In conclusion: I'm glad I read it, I'm on the fence about continuing with the sequels, I'm interested in whatever direction Kuang's career takes off in (she's a delight to follow on social media).
no subject
Date: 2020-01-07 08:13 pm (UTC)Me too! I mean, I love magic boarding schools, so that's no surprise, but for sure that was my favorite part of the book.
I liked the middle (squad of misfits) section a bit better than you did, it seems, but definitely not because of Altan, whom I also found really, really boring.
But, yeah, what I loved about this book -- and I did like it enough, on the whole, to race through it and to put Kuang at the top of my the-award-formerly-known-as-Campbell list -- was Rin, and her single-mindedness, and her sheer GRIT. K and I read it in quick succession, and our Hogwarts sorting discussion verdict was "what a dark Hufflepuff" -- which, you really don't see that much.

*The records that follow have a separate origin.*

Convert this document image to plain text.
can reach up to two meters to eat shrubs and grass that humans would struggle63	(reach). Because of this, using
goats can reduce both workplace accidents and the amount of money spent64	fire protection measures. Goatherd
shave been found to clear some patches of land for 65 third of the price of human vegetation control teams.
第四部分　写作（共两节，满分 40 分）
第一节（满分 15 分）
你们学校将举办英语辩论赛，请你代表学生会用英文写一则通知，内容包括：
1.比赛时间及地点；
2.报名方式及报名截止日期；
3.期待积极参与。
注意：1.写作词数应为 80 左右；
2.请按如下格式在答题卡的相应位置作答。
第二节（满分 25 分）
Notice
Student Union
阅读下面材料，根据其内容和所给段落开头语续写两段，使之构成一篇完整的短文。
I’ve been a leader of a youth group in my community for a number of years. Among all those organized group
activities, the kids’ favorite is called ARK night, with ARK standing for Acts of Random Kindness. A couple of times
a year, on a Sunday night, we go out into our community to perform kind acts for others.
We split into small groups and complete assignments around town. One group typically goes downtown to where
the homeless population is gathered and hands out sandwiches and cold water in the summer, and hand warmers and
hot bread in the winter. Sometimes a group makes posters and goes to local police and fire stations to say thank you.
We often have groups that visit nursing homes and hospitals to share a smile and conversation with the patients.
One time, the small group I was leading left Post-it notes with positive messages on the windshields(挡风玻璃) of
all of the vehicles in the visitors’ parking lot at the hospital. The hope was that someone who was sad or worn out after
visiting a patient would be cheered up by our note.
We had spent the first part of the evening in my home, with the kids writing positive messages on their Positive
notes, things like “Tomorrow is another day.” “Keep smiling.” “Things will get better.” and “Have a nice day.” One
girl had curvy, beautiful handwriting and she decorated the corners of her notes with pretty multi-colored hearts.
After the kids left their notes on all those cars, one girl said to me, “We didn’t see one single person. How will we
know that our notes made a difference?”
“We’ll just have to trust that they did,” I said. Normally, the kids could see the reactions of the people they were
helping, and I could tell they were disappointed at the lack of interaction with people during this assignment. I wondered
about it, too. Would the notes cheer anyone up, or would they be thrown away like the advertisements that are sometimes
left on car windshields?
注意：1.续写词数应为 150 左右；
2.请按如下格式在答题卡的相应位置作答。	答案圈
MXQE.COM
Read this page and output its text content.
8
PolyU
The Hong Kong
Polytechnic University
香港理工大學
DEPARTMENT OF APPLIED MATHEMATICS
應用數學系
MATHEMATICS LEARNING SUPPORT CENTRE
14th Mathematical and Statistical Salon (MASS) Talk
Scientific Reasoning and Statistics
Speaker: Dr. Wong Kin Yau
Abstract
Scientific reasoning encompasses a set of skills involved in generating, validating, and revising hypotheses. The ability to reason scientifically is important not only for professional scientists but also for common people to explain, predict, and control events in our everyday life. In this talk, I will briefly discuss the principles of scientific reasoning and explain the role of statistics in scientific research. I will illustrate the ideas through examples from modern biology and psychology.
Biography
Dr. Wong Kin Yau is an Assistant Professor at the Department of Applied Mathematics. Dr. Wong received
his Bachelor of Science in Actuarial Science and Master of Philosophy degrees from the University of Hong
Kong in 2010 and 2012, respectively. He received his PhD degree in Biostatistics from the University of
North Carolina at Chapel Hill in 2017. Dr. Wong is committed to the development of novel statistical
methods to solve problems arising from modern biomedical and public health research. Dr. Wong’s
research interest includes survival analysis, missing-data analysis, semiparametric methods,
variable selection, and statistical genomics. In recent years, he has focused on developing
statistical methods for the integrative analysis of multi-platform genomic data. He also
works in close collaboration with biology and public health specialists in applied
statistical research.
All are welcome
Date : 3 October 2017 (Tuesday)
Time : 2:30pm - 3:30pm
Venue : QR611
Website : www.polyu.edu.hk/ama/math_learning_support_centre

I am struggling with the sequel, which doubles down on boring Altan stuff (despite him being dead). Although it sure does cater to the praise-starved aspect of Rin's character, if you wanted to see more of that.
no subject
Date: 2020-06-18 10:19 am (UTC)And I concur it is absolutely hilarious that your blindness to enemies-to-lovers is so real XDD both on the account of Rin's Terrible Taste In Men (so much more of that in book2 lol) and Gideon, which I am yet to read but i have second hand exposure.
one of those sketchy wooden rope bridges suspended over a yawning chasm
that's freaking amazing and i say it with appropriate levels of existential terror
PS. Altan is the boringest I confirm. He def touched dicks with his magical boyfriend I mean lieutenant.